Today’s popular agile methodologies favour evolutionary design over upfront (planned) design. Whilst this can be advantageous when building many kinds of software it isn’t suited to building any type of public API. Public web APIs need to present a consistent and stable interface to a service to simplify a customer’s task of building the API client and to minimise the ongoing costs involved in maintaining the integration. This isn’t compatible with evolutionary design. Undertake the design of as much of your resource model as possible before releasing any of the APIs. This will improve the consistency of your APIs and go some way to increasing their longevity, minimising the need to bump your API / resource version or deprecate APIs.

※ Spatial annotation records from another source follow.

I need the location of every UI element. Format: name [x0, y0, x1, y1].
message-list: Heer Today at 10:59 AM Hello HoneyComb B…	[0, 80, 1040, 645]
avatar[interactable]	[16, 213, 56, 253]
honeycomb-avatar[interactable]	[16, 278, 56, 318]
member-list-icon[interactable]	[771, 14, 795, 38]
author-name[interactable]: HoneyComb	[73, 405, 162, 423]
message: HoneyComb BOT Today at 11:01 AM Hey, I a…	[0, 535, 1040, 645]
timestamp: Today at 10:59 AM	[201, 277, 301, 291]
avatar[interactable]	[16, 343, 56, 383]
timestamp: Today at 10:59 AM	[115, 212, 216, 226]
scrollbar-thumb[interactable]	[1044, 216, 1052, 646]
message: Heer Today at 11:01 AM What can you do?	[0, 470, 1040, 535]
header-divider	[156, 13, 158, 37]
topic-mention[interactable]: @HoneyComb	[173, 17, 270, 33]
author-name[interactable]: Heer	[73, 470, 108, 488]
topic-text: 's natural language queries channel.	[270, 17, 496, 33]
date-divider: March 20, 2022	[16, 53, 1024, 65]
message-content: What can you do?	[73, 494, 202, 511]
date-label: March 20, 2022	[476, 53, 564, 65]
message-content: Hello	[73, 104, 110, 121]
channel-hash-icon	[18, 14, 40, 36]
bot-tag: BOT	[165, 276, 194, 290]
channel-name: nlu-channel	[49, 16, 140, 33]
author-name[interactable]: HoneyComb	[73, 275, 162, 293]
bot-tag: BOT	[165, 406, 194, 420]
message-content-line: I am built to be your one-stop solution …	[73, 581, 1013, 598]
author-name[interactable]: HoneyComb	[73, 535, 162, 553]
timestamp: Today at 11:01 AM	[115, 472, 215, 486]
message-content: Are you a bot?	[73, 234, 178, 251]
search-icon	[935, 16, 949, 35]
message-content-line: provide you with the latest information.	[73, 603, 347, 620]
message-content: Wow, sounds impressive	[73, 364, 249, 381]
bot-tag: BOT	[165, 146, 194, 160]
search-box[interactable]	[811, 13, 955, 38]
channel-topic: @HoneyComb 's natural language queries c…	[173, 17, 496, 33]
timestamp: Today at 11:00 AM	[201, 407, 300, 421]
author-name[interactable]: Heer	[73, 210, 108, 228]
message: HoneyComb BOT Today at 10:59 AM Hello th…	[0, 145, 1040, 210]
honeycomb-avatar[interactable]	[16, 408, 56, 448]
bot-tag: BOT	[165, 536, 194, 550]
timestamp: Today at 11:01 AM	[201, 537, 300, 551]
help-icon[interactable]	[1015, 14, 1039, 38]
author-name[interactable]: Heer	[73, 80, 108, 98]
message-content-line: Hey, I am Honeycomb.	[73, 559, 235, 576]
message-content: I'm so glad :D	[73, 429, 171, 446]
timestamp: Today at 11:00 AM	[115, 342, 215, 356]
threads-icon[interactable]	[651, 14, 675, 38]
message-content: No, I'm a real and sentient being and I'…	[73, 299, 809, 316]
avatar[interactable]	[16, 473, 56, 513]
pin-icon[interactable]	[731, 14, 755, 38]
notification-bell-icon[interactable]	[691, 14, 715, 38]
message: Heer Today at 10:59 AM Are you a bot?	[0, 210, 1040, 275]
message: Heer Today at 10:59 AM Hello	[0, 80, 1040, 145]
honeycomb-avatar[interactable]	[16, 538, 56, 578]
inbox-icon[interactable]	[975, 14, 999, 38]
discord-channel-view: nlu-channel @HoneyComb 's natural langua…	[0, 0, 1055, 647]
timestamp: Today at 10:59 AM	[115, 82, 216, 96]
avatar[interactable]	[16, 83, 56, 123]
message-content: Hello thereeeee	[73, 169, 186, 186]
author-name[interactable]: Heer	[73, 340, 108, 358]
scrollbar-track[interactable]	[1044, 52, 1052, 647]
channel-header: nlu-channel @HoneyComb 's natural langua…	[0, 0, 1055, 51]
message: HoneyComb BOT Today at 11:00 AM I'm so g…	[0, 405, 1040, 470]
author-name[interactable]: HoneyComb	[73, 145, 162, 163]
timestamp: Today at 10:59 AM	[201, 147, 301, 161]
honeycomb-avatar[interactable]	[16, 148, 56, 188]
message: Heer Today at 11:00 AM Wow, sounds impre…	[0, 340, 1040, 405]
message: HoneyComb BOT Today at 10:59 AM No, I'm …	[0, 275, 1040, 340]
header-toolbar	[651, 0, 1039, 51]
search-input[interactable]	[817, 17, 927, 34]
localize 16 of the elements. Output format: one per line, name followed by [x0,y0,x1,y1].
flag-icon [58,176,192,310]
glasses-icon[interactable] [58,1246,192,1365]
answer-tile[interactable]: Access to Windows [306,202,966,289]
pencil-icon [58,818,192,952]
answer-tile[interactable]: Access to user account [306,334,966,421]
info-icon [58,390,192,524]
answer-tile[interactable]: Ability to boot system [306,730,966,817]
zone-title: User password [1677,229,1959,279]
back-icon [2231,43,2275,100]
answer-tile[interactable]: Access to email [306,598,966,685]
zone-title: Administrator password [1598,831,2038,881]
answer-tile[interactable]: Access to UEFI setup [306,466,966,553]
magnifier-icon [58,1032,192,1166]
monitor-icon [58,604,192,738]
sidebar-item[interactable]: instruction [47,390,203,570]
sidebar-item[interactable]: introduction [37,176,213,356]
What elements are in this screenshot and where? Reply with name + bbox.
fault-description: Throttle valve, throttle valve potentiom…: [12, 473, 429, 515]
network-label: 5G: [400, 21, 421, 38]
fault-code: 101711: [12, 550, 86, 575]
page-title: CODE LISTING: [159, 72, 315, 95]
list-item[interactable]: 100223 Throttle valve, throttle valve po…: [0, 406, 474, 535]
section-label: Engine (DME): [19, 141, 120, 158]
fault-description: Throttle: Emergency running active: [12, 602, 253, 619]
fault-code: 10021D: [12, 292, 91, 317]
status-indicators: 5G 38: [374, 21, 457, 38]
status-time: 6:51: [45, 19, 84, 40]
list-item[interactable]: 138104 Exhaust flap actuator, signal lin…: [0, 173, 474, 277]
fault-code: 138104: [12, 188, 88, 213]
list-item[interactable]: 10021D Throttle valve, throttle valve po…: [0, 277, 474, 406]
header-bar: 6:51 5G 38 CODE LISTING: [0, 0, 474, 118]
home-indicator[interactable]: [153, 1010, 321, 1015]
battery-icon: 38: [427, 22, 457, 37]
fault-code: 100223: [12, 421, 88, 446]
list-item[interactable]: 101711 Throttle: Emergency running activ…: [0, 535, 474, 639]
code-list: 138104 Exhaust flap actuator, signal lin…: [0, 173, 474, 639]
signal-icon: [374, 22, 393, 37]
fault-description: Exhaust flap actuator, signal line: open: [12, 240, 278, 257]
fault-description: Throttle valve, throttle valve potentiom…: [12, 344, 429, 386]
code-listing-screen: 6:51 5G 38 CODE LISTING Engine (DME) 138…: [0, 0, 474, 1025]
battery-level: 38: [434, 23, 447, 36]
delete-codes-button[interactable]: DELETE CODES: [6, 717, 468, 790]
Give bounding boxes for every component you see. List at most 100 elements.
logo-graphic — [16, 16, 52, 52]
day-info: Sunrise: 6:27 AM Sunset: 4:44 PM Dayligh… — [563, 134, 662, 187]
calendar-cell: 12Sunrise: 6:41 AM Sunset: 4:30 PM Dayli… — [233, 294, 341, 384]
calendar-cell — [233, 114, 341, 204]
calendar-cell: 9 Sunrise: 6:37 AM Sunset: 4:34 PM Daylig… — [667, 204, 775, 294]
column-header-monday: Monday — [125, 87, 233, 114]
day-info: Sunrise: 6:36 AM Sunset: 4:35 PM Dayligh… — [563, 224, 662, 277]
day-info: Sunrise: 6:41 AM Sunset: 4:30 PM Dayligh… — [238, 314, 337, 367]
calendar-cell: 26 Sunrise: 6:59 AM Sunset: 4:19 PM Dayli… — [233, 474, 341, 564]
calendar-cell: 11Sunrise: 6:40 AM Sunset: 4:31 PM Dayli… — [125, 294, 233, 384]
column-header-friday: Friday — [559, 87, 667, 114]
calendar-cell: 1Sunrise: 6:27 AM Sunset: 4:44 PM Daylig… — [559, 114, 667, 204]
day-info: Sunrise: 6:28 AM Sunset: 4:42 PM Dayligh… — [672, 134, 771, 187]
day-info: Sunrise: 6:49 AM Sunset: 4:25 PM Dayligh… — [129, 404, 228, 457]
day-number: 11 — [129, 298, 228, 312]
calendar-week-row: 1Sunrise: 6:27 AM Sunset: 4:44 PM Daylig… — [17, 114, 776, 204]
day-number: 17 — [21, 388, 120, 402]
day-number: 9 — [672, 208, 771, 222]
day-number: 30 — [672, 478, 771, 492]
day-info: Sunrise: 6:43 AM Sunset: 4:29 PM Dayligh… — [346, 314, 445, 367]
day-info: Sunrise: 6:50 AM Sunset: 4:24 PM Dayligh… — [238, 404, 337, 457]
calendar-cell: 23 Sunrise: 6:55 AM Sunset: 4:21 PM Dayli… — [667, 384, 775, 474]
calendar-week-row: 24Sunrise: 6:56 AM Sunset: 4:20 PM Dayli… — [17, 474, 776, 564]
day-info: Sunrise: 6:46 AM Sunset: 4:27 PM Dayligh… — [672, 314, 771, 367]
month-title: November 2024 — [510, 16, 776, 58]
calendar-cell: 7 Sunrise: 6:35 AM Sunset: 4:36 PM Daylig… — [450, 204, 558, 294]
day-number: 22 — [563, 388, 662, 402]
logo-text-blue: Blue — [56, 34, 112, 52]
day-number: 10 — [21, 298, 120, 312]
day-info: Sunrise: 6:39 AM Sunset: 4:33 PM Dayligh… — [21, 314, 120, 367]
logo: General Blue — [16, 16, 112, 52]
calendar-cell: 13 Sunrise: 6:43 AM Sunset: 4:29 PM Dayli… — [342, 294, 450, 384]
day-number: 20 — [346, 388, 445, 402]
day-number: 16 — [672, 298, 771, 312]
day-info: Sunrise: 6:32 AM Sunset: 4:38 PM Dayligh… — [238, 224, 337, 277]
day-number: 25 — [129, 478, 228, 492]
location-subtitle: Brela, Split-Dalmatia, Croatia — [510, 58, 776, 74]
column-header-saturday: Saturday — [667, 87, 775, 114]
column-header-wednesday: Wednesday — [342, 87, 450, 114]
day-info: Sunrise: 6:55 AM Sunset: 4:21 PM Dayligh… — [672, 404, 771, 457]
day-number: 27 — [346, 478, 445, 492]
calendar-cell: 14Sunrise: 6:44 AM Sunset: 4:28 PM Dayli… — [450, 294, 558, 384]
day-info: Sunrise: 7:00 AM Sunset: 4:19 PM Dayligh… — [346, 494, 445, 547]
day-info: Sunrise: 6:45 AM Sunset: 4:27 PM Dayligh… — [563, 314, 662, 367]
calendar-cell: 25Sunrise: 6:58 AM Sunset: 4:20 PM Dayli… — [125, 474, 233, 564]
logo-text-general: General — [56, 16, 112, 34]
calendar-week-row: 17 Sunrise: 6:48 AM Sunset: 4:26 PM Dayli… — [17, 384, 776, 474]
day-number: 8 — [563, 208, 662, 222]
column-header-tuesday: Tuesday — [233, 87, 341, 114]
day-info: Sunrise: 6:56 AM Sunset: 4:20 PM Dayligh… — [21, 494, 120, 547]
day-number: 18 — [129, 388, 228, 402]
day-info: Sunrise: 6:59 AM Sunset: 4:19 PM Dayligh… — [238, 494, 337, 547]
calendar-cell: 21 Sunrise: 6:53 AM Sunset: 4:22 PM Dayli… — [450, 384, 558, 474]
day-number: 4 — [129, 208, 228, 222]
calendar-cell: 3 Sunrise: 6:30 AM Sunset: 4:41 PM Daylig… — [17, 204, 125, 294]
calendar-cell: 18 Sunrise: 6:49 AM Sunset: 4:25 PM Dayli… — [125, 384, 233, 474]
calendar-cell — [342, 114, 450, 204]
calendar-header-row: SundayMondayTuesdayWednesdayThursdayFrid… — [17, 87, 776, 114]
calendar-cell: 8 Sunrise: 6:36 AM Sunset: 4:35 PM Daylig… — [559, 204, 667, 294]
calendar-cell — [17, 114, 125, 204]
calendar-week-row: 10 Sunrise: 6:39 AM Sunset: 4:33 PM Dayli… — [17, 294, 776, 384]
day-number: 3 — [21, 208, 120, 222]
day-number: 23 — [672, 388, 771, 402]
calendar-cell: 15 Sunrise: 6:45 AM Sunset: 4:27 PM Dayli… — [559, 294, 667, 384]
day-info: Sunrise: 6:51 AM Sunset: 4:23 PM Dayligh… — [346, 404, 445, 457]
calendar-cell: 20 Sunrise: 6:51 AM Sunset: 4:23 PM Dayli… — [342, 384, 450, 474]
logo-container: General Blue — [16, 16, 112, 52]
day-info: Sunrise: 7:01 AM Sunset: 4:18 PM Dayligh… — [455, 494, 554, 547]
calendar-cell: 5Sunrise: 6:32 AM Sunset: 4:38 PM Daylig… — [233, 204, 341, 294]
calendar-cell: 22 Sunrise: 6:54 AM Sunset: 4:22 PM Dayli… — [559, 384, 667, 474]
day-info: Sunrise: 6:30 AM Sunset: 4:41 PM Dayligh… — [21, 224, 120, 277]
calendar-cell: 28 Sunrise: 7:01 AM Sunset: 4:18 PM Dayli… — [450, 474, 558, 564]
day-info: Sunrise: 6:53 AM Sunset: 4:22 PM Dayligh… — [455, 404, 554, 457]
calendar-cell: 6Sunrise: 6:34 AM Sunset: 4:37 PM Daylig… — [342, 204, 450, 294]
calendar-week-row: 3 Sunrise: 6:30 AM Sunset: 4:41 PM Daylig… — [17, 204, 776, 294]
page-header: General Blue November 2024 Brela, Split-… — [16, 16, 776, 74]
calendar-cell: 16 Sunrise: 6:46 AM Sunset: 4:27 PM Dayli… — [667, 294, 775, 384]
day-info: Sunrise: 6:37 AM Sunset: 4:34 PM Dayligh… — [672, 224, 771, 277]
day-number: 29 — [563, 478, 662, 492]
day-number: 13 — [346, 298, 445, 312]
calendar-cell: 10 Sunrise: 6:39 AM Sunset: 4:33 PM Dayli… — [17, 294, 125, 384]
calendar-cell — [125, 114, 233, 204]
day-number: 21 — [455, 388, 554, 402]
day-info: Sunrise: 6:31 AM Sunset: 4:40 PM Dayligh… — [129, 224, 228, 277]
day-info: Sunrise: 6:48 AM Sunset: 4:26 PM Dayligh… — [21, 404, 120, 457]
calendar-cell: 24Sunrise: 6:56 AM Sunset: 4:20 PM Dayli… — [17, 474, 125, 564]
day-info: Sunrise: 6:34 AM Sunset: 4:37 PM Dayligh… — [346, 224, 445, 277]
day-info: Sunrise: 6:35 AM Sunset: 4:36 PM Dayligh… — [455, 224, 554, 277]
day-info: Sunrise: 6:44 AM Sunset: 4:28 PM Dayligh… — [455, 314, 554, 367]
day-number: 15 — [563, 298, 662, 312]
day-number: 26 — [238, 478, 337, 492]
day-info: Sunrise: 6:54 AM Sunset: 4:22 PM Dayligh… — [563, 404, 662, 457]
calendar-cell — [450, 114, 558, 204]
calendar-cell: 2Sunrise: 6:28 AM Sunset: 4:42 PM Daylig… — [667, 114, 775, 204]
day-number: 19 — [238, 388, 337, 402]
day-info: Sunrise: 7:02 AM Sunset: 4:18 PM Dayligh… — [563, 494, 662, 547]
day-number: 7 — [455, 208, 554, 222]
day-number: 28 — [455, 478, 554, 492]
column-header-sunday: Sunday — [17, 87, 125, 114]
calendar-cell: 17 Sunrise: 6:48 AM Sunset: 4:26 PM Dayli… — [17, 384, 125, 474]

3. Implementing the Resource Model
From a logical perspective, the objects / entities in your application domain model need to be converted to / from the resources exchanged over your public APIs.
Based on practical experience of building public APIs (mostly on the Java platform), I advocate creating a separate set of objects (POJOs) to represent REST resources. This isn’t’ essential as you can convert your domain objects to resource representations on-the-fly as part of serialisation. It does also create an extra layer of objects to maintain. However this layer is simple and thin, and there are some benefits to be had from its existence –
1) It clearly distinguishes and serves to remind API developers of the existence of a separate resource model and its composition. It makes it easier to visualise each of your resources, including their relationships, in your IDE.
2) When using a data-binding API (such as JAXB) to serialise / deserialise your objects to / from their representations, if you use an annotation-driven approach to declaring the mapping rules, it avoids cluttering your domain objects with these presentation-layer concerns.
Having decided to create a separate separate object model for the REST resources, you need a set of classes for mapping the resource objects to / from your domain object(s). The role of this type of class is similar to an Assembler in the Data Transfer Object (DTO) pattern which transfers data between the DTO and one or more domain objects.
I’ve experimented with using object-data mapping frameworks (such as Dozer) to remove the need to code the mapping logic for each resource object. Such frameworks provide a powerful, generic implementation of a single mapper class which, using conventions, support for data-type conversion, and declarative mapping rules, are able to map two objects of any type. However, in the end we chose not to use them, and to code each of the mapper classes ourselves for a few reasons. The resource classes also contain links representing resource relationships which need to be built. Also, some custom mapping instructions in the form of XML config was needed to handle cases where fields were being flattened in one of the two object models. Given these two points, it was just easier to code the mappings.
The diagram below shows an example of the aforementioned classes in the implementation of our resource model, and the separate domain model.
Establish and maintain the concept of a resource model in your public API service, separate from your internal domain model, and have the API mediate between the two models.
Design your public resource model upfront, in a top-down approach, rather than reverse engineering it from your internal domain model.
Create a set of objects (e.g. POJOs) in the presentation layer of your API service to represent your public REST resources, and use a set of mapper / assembler class to map data to / from resource and domain objects.